L’héritage d’un chercheur d’or culturel
Didier Claes n’est pas devenu expert par hasard. Son parcours est une odyssée qui prend racine en République démocratique du Congo. Dès son plus jeune âge, il accompagne son père, collectionneur passionné, dans les villages reculés du pays pour chasser les pièces rares. C’est sur le terrain, au contact des cultures locales, qu’il éduque son regard et apprend à distinguer l’exceptionnel de l’ordinaire.
Arrivé en Belgique, il choisit de transformer cette passion en une discipline rigoureuse. En 2002, il ouvre sa première galerie à Bruxelles, dans le prestigieux quartier du Sablon. Son crédo est clair : l’art classique africain mérite la même exigence de sélection que l’art moderne ou les maîtres anciens.
Le conquérant des foires internationales
Très vite, Didier Claes bouscule les codes. Il devient le premier galeriste d’origine africaine à s’imposer durablement dans les foires les plus sélectives du monde. Sa présence pendant douze ans à la TEFAF de Maastricht, véritable temple de l’expertise mondiale, est une consécration. De New York à Paris, il présente des pièces dont la provenance et la qualité esthétique sont irréprochables.
En 2014, cette ascension fulgurante est saluée par le magazine britannique Apollo, qui le classe parmi les quarante personnalités de moins de 40 ans les plus influentes du monde de l’art.
« Voir l’invisible » : Une mission de transmission
Au-delà du commerce, Didier Claes est un bâtisseur de ponts culturels. Il refuse que l’art congolais reste une curiosité lointaine. À travers ses ouvrages, notamment « Empreintes d’Afrique », et ses expositions comme « Arts d’Afrique. Voir l’invisible » au Musée d’Aquitaine de Bordeaux, il éduque le public.

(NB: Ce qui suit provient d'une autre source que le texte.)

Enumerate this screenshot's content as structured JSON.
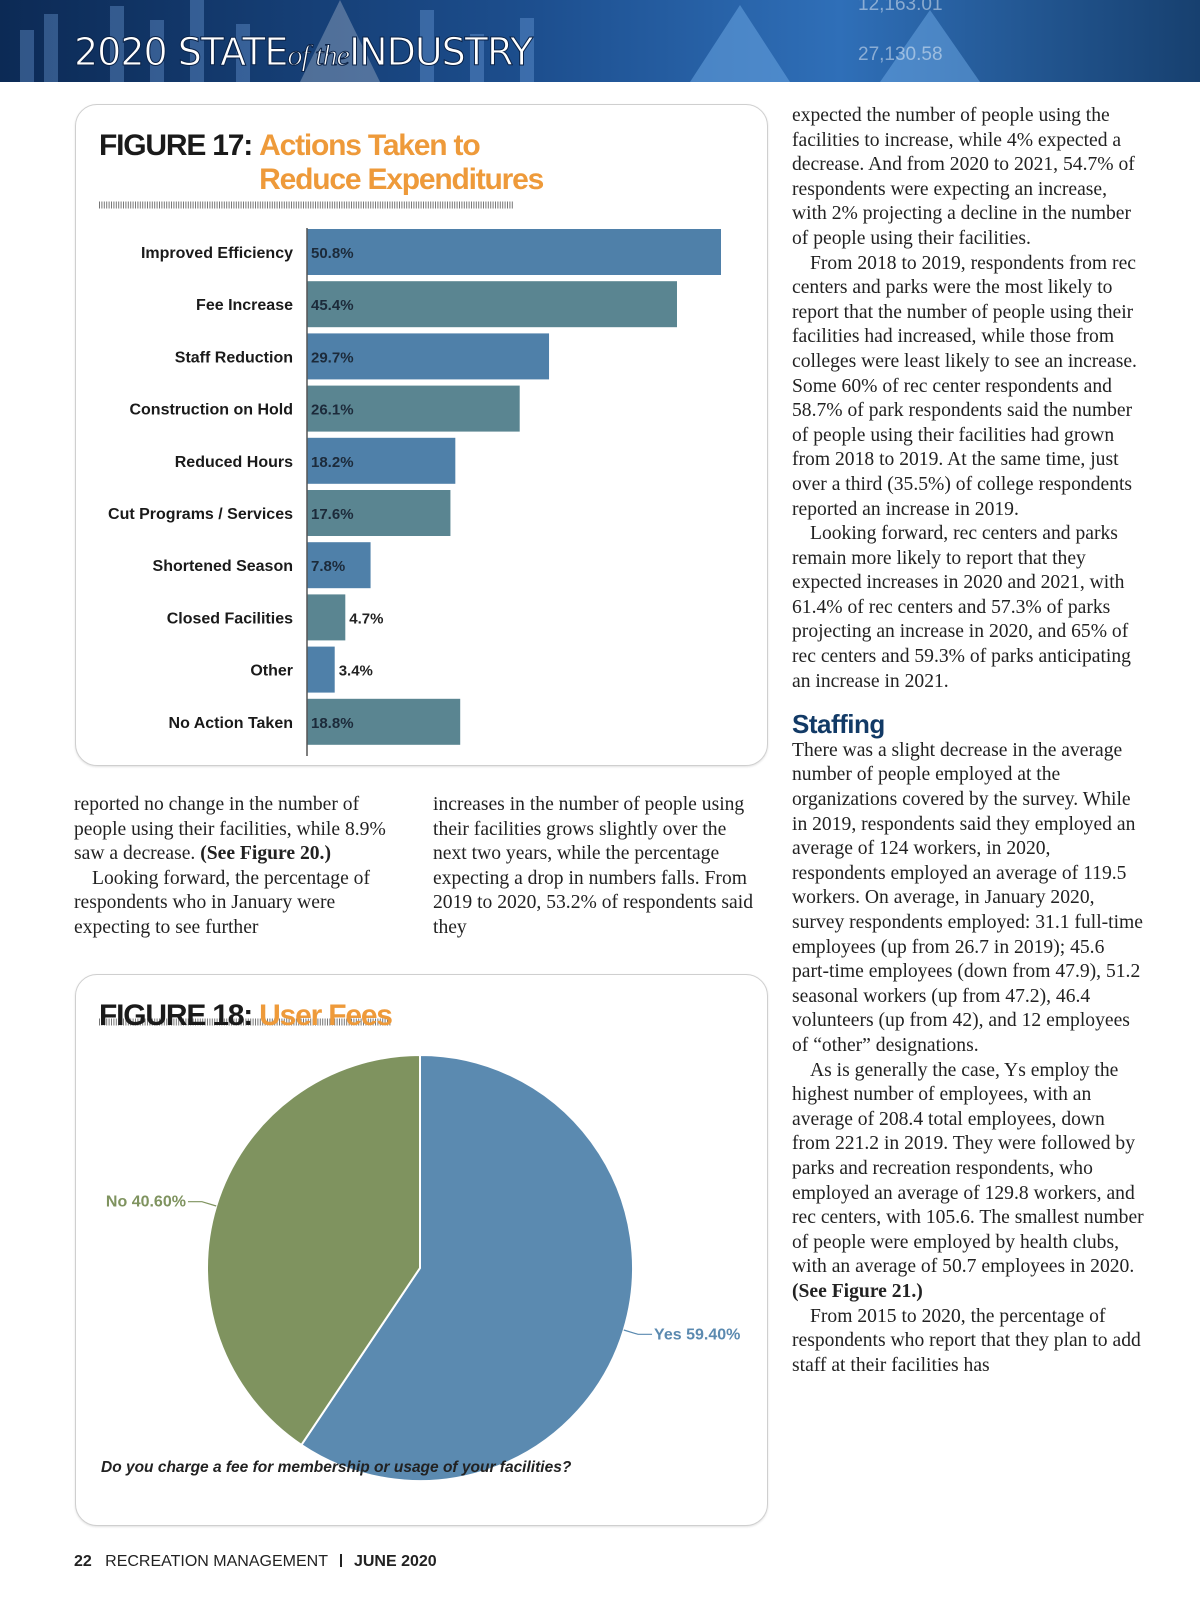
{
  "header": {
    "year_state": "2020 STATE",
    "of_the": "of the",
    "industry": "INDUSTRY",
    "ticker": [
      "12,163.01",
      "27,130.58"
    ]
  },
  "chart_data": [
    {
      "type": "bar",
      "orientation": "horizontal",
      "figure_label": "FIGURE 17:",
      "title": "Actions Taken to Reduce Expenditures",
      "categories": [
        "Improved Efficiency",
        "Fee Increase",
        "Staff Reduction",
        "Construction on Hold",
        "Reduced Hours",
        "Cut Programs / Services",
        "Shortened Season",
        "Closed Facilities",
        "Other",
        "No Action Taken"
      ],
      "values": [
        50.8,
        45.4,
        29.7,
        26.1,
        18.2,
        17.6,
        7.8,
        4.7,
        3.4,
        18.8
      ],
      "value_labels": [
        "50.8%",
        "45.4%",
        "29.7%",
        "26.1%",
        "18.2%",
        "17.6%",
        "7.8%",
        "4.7%",
        "3.4%",
        "18.8%"
      ],
      "colors": [
        "#4f80a9",
        "#5a8591"
      ]
    },
    {
      "type": "pie",
      "figure_label": "FIGURE 18:",
      "title": "User Fees",
      "categories": [
        "Yes",
        "No"
      ],
      "values": [
        59.4,
        40.6
      ],
      "value_labels": [
        "59.40%",
        "40.60%"
      ],
      "colors": [
        "#5b8ab0",
        "#7f935f"
      ],
      "caption": "Do you charge a fee for membership or usage of your facilities?"
    }
  ],
  "columns": {
    "left": {
      "p1": "reported no change in the number of people using their facilities, while 8.9% saw a decrease.",
      "p1_ref": "(See Figure 20.)",
      "p2": "Looking forward, the percentage of respondents who in January were expecting to see further"
    },
    "middle": {
      "p1": "increases in the number of people using their facilities grows slightly over the next two years, while the percentage expecting a drop in numbers falls. From 2019 to 2020, 53.2% of respondents said they"
    },
    "right": {
      "p1": "expected the number of people using the facilities to increase, while 4% expected a decrease. And from 2020 to 2021, 54.7% of respondents were expecting an increase, with 2% projecting a decline in the number of people using their facilities.",
      "p2": "From 2018 to 2019, respondents from rec centers and parks were the most likely to report that the number of people using their facilities had increased, while those from colleges were least likely to see an increase. Some 60% of rec center respondents and 58.7% of park respondents said the number of people using their facilities had grown from 2018 to 2019. At the same time, just over a third (35.5%) of college respondents reported an increase in 2019.",
      "p3": "Looking forward, rec centers and parks remain more likely to report that they expected increases in 2020 and 2021, with 61.4% of rec centers and 57.3% of parks projecting an increase in 2020, and 65% of rec centers and 59.3% of parks anticipating an increase in 2021.",
      "heading": "Staffing",
      "p4": "There was a slight decrease in the average number of people employed at the organizations covered by the survey. While in 2019, respondents said they employed an average of 124 workers, in 2020, respondents employed an average of 119.5 workers. On average, in January 2020, survey respondents employed: 31.1 full-time employees (up from 26.7 in 2019); 45.6 part-time employees (down from 47.9), 51.2 seasonal workers (up from 47.2), 46.4 volunteers (up from 42), and 12 employees of “other” designations.",
      "p5": "As is generally the case, Ys employ the highest number of employees, with an average of 208.4 total employees, down from 221.2 in 2019. They were followed by parks and recreation respondents, who employed an average of 129.8 workers, and rec centers, with 105.6. The smallest number of people were employed by health clubs, with an average of 50.7 employees in 2020.",
      "p5_ref": "(See Figure 21.)",
      "p6": "From 2015 to 2020, the percentage of respondents who report that they plan to add staff at their facilities has"
    }
  },
  "footer": {
    "page": "22",
    "magazine": "RECREATION MANAGEMENT",
    "issue": "JUNE 2020"
  }
}
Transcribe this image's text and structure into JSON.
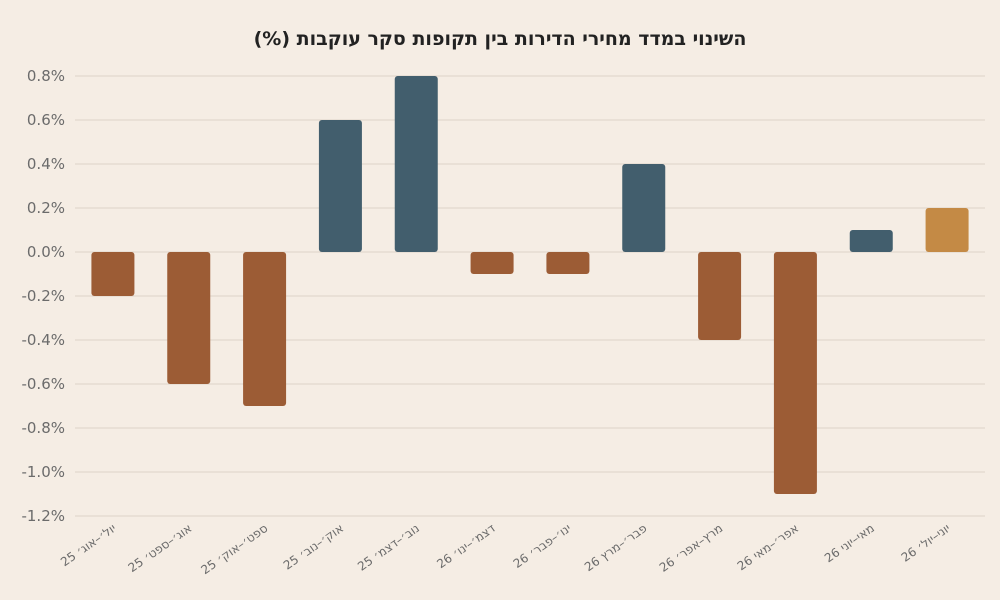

Son travail de commissaire d’exposition est aujourd’hui son terrain d’expression privilégié. Il prépare actuellement un événement majeur prévu pour septembre 2026, en partenariat avec la Ville de Bruxelles et le Centre Culturel Congolais. Cette exposition s’annonce comme un jalon historique dans la valorisation du patrimoine congolais en Europe.
Un diplomate de l’ombre
Ancien vice-président de la BRAFA (Brussels Art Fair) entre 2012 et 2025, membre de la Chambre Royale des Antiquaires de Belgique, Didier Claes exerce une diplomatie culturelle silencieuse. Il conseille les institutions et les fondations privées, veillant à ce que les œuvres issues du sol congolais soient traitées avec le respect dû aux maîtres.
« L’art africain n’est pas un art « premier », c’est un art majeur qui a influencé les plus grands, de Picasso à Modigliani. »
Alors qu’il a étendu son influence à Paris depuis 2020, Didier Claes demeure ce trait d’union indispensable entre les deux rives du fleuve Congo et les musées occidentaux. Par la rigueur de ses expertises et la beauté des pièces qu’il défend, il a réussi son pari : inscrire l’art de ses ancêtres dans la conversation esthétique éternelle.